En qué momento se encuentra ahora la lucha obrera? Ante todo resulta evidente su desconexión, aunque su goteo sea creciente. La falta de una conciencia de clase esteriliza en buena medida las protestas, lo que facilita al poder la represión consiguiente. Una cifra muy elevada de trabajadores duda entre su calidad de tales y la resituación en un plano más elevado de consideración social, lo que ha facilitado al fascismo neoliberal la creación de un nuevo tercermundismo tanto interior como de importación y sin sensible apoyo en el marco laboral. Ya no resulta rentable para la lucha hablar de proletariado. El individuo no se ve como proletario. Este tercermundismo, en el que se encuadra mucha gente degradada socialmente, lucha simplemente, aislada y desesperadamente, por su supervivencia contra la dura represión vigente; una trágica y a veces contradictoria lucha en la que se mezclan las dramáticas carencias materiales con la elemental sensación de la dignidad perdida. Dos tercios del mundo padecen una situación de arbitrariedad y explotación ya inocultable. El cinismo que entraña la hipócrita oferta de un futuro confortable –cinismo que naufraga ante una realidad de miseria creciente– ha recreado la efervescencia de los que han perdido el relativo Estado del bienestar que había creado, como barrera a la revolución, el capitalismo de la burguesía industrial. La determinación básica de escindir la clase trabajadora en capas que han llegado incluso al enfrentamiento ha esterilizado, repito, la gran lucha por la redención social. Y esto es lo que obliga a la refundación de una Internacional que aúne esfuerzos y resitúe la realidad.
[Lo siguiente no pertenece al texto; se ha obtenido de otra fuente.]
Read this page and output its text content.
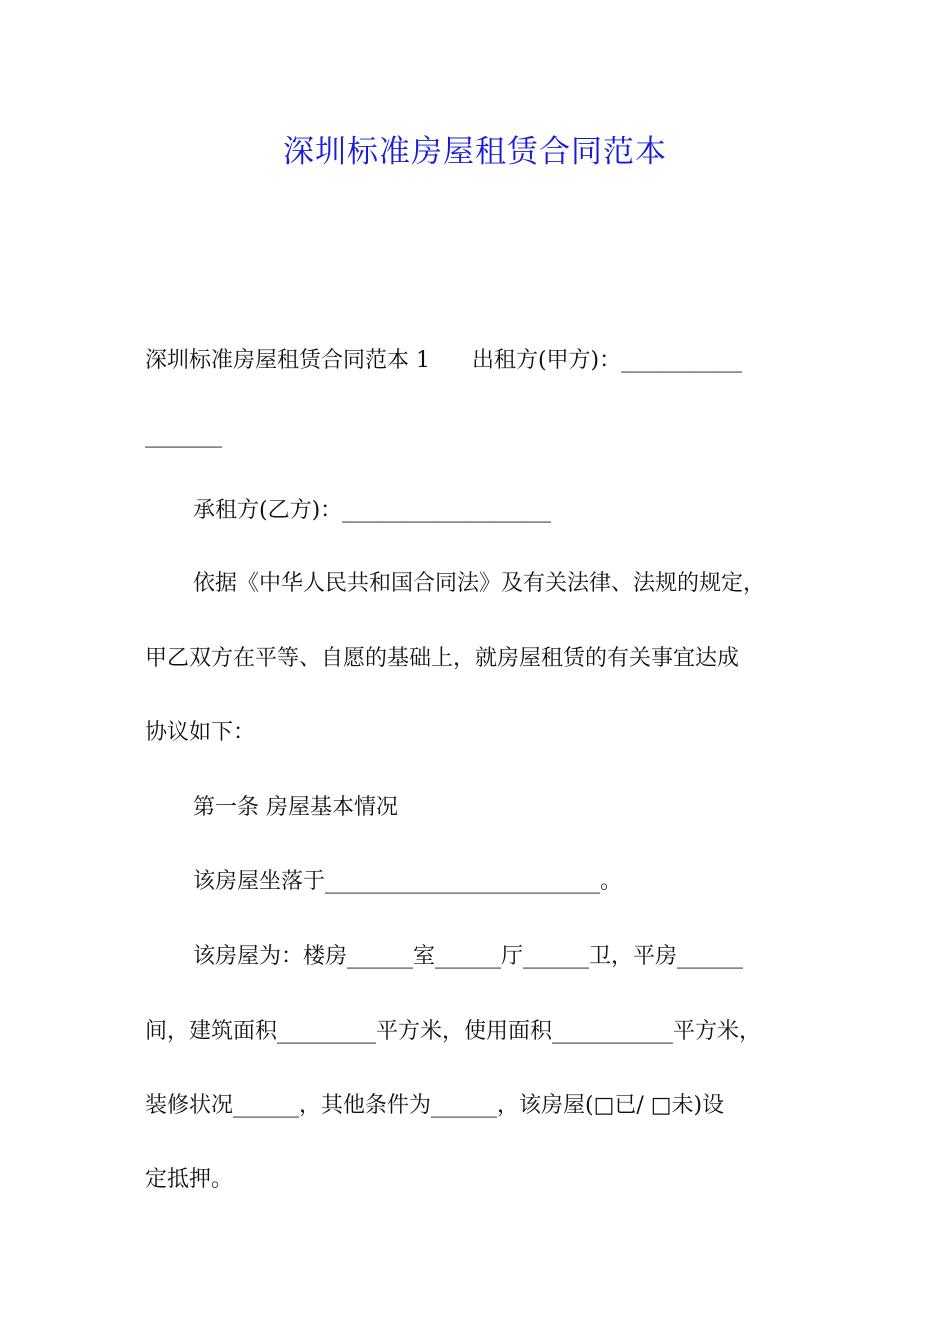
深圳标准房屋租赁合同范本
深圳标准房屋租赁合同范本 1      出租方(甲方)：___________
_______
承租方(乙方)：___________________
依据《中华人民共和国合同法》及有关法律、法规的规定，
甲乙双方在平等、自愿的基础上，就房屋租赁的有关事宜达成
协议如下：
第一条 房屋基本情况
该房屋坐落于_________________________。
该房屋为：楼房______室______厅______卫，平房______
间，建筑面积_________平方米，使用面积___________平方米，
装修状况______，其他条件为______，该房屋(□已/ □未)设
定抵押。
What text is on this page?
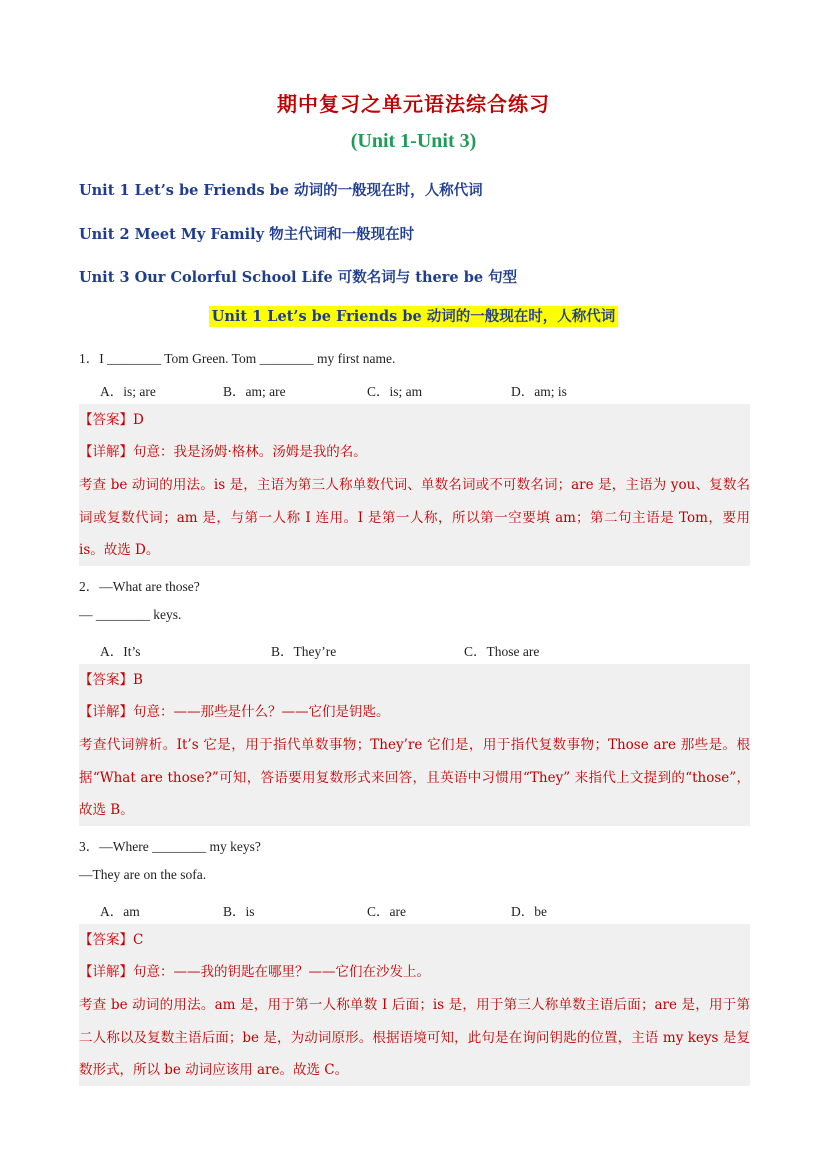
期中复习之单元语法综合练习
(Unit 1-Unit 3)
Unit 1 Let’s be Friends be 动词的一般现在时，人称代词
Unit 2 Meet My Family 物主代词和一般现在时
Unit 3 Our Colorful School Life 可数名词与 there be 句型
Unit 1 Let’s be Friends be 动词的一般现在时，人称代词
1．I ________ Tom Green. Tom ________ my first name.
A．is; are	B．am; are	C．is; am	D．am; is
【答案】D
【详解】句意：我是汤姆·格林。汤姆是我的名。
考查 be 动词的用法。is 是，主语为第三人称单数代词、单数名词或不可数名词；are 是，主语为 you、复数名词或复数代词；am 是，与第一人称 I 连用。I 是第一人称，所以第一空要填 am；第二句主语是 Tom，要用 is。故选 D。
2．—What are those?
— ________ keys.
A．It’s	B．They’re	C．Those are
【答案】B
【详解】句意：——那些是什么？——它们是钥匙。
考查代词辨析。It’s 它是，用于指代单数事物；They’re 它们是，用于指代复数事物；Those are 那些是。根据“What are those?”可知，答语要用复数形式来回答，且英语中习惯用“They” 来指代上文提到的“those”，故选 B。
3．—Where ________ my keys?
—They are on the sofa.
A．am	B．is	C．are	D．be
【答案】C
【详解】句意：——我的钥匙在哪里？——它们在沙发上。
考查 be 动词的用法。am 是，用于第一人称单数 I 后面；is 是，用于第三人称单数主语后面；are 是，用于第二人称以及复数主语后面；be 是，为动词原形。根据语境可知，此句是在询问钥匙的位置，主语 my keys 是复数形式，所以 be 动词应该用 are。故选 C。
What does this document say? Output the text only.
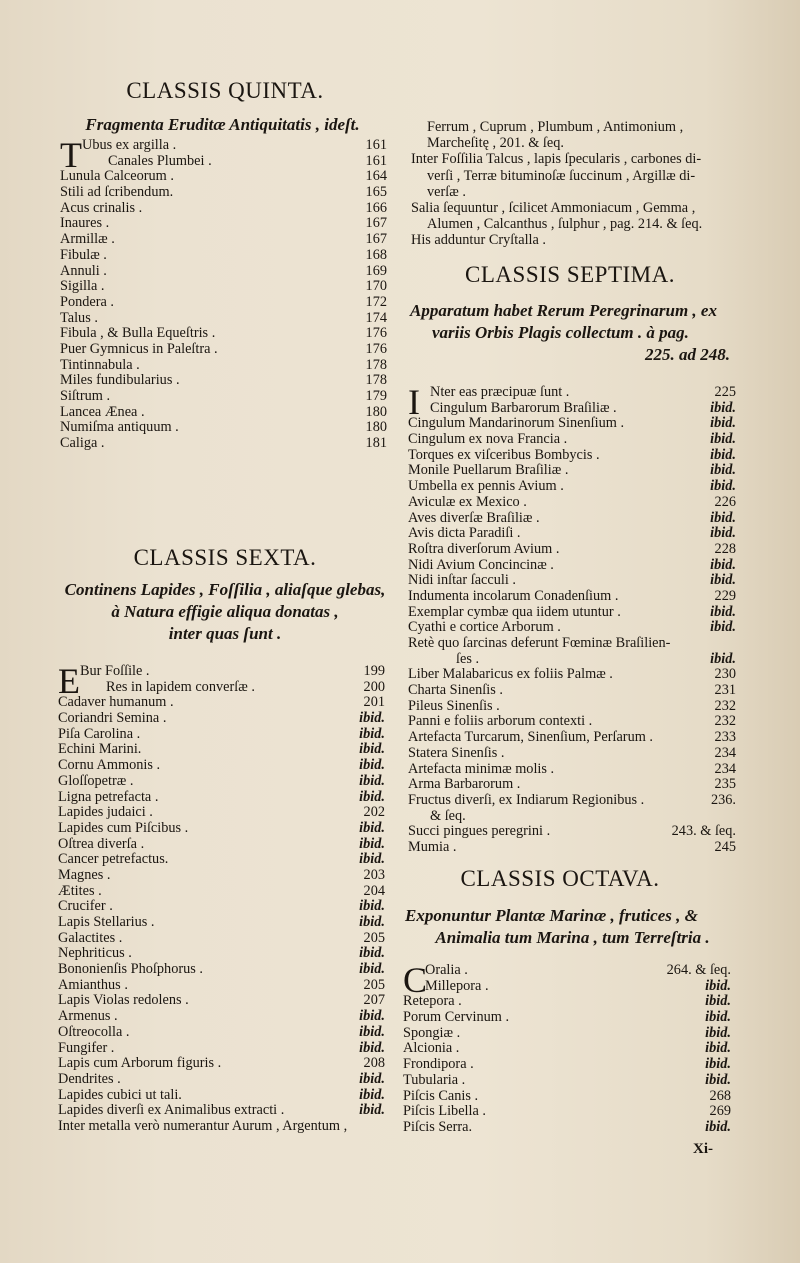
CLASSIS QUINTA.
Fragmenta Eruditæ Antiquitatis , ideſt.
T Ubus ex argilla .	161
Canales Plumbei .	161
Lunula Calceorum .	164
Stili ad ſcribendum.	165
Acus crinalis .	166
Inaures .	167
Armillæ .	167
Fibulæ .	168
Annuli .	169
Sigilla .	170
Pondera .	172
Talus .	174
Fibula , & Bulla Equeſtris .	176
Puer Gymnicus in Paleſtra .	176
Tintinnabula .	178
Miles fundibularius .	178
Siſtrum .	179
Lancea Ænea .	180
Numiſma antiquum .	180
Caliga .	181
CLASSIS SEXTA.
Continens Lapides , Foſſilia , aliaſque glebas,
à Natura effigie aliqua donatas ,
inter quas ſunt .
E Bur Foſſile .	199
Res in lapidem converſæ .	200
Cadaver humanum .	201
Coriandri Semina .	ibid.
Piſa Carolina .	ibid.
Echini Marini.	ibid.
Cornu Ammonis .	ibid.
Gloſſopetræ .	ibid.
Ligna petrefacta .	ibid.
Lapides judaici .	202
Lapides cum Piſcibus .	ibid.
Oſtrea diverſa .	ibid.
Cancer petrefactus.	ibid.
Magnes .	203
Ætites .	204
Crucifer .	ibid.
Lapis Stellarius .	ibid.
Galactites .	205
Nephriticus .	ibid.
Bononienſis Phoſphorus .	ibid.
Amianthus .	205
Lapis Violas redolens .	207
Armenus .	ibid.
Oſtreocolla .	ibid.
Fungifer .	ibid.
Lapis cum Arborum figuris .	208
Dendrites .	ibid.
Lapides cubici ut tali.	ibid.
Lapides diverſi ex Animalibus extracti .	ibid.
Inter metalla verò numerantur Aurum , Argentum ,
Ferrum , Cuprum , Plumbum , Antimonium ,
Marcheſitę , 201. & ſeq.
Inter Foſſilia Talcus , lapis ſpecularis , carbones di-
verſi , Terræ bituminoſæ ſuccinum , Argillæ di-
verſæ .
Salia ſequuntur , ſcilicet Ammoniacum , Gemma ,
Alumen , Calcanthus , ſulphur , pag. 214. & ſeq.
His adduntur Cryſtalla .
CLASSIS SEPTIMA.
Apparatum habet Rerum Peregrinarum , ex
variis Orbis Plagis collectum . à pag.
225. ad 248.
I Nter eas præcipuæ ſunt .	225
Cingulum Barbarorum Braſiliæ .	ibid.
Cingulum Mandarinorum Sinenſium .	ibid.
Cingulum ex nova Francia .	ibid.
Torques ex viſceribus Bombycis .	ibid.
Monile Puellarum Braſiliæ .	ibid.
Umbella ex pennis Avium .	ibid.
Aviculæ ex Mexico .	226
Aves diverſæ Braſiliæ .	ibid.
Avis dicta Paradiſi .	ibid.
Roſtra diverſorum Avium .	228
Nidi Avium Concincinæ .	ibid.
Nidi inſtar ſacculi .	ibid.
Indumenta incolarum Conadenſium .	229
Exemplar cymbæ qua iidem utuntur .	ibid.
Cyathi e cortice Arborum .	ibid.
Retè quo ſarcinas deferunt Fœminæ Braſilien-
ſes .	ibid.
Liber Malabaricus ex foliis Palmæ .	230
Charta Sinenſis .	231
Pileus Sinenſis .	232
Panni e foliis arborum contexti .	232
Artefacta Turcarum, Sinenſium, Perſarum .	233
Statera Sinenſis .	234
Artefacta minimæ molis .	234
Arma Barbarorum .	235
Fructus diverſi, ex Indiarum Regionibus .	236.
& ſeq.
Succi pingues peregrini .	243. & ſeq.
Mumia .	245
CLASSIS OCTAVA.
Exponuntur Plantæ Marinæ , frutices , &
Animalia tum Marina , tum Terreſtria .
C
Oralia .	264. & ſeq.
Millepora .	ibid.
Retepora .	ibid.
Porum Cervinum .	ibid.
Spongiæ .	ibid.
Alcionia .	ibid.
Frondipora .	ibid.
Tubularia .	ibid.
Piſcis Canis .	268
Piſcis Libella .	269
Piſcis Serra.	ibid.
Xi-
¿Pero en qué ha de basarse ante todo esta Internacional? ¿Qué es lo que reunirá bajo su sello? Hay algo que indudablemente reagruparía a los trabajadores bajo una misma bandera: la realidad de lo precario como definición del mundo que padecemos. Ya no somos proletarios frente a los que no se tienen por tales; somos ciudadanos que vivimos tan precariamente en todos los planos existenciales que adquirimos un perfil igual ante cada escalón y cada función social.


Nuestra libertad es precaria, nuestra democracia es precaria, es precario nuestro trabajo y nuestra situación material. La sociedad actual constituye un amasijo de precarizados que ha bautizado brillantemente como tales el economista inglés Guy Standing, que define su alma con estas rotundas palabras: «El temor al fracaso, a no ser capaz de alcanzar más que un estatus limitado (e inseguro) conduce a acorazarse y precaverse frente a cualquier eventual empatía». Pues bien, este suelo de temor y desconfianza es el que ha de corregir una nueva Internacional que sería la V, la Internacional del precariado. Una Internacional destinada no solo a luchar por objetivos materiales limitados sino por la transformación total del mundo en una sociedad auténticamente socializada; una sociedad basada principalmente en la igualdad cierta de todos los ciudadanos como agentes sociales y como seres propietarios de los grandes bienes públicos, morales y materiales. Precisamos con urgencia, y como ahora se dice, una poderosa marca de refugio y de acción, una marca que ampare y dé sentido y proyección política y laboral al mundo en que tan precariamente existimos. Necesitamos una gran bandera de combate, que es a lo que aspiraron las grandes Internacionales.

La nobleza del ser humano consiste en eliminar la precariedad de su existencia. O se logra ese objetivo o todos seguiremos degradándonos en la finca que, den las vueltas que quieran al asunto, es nuestra.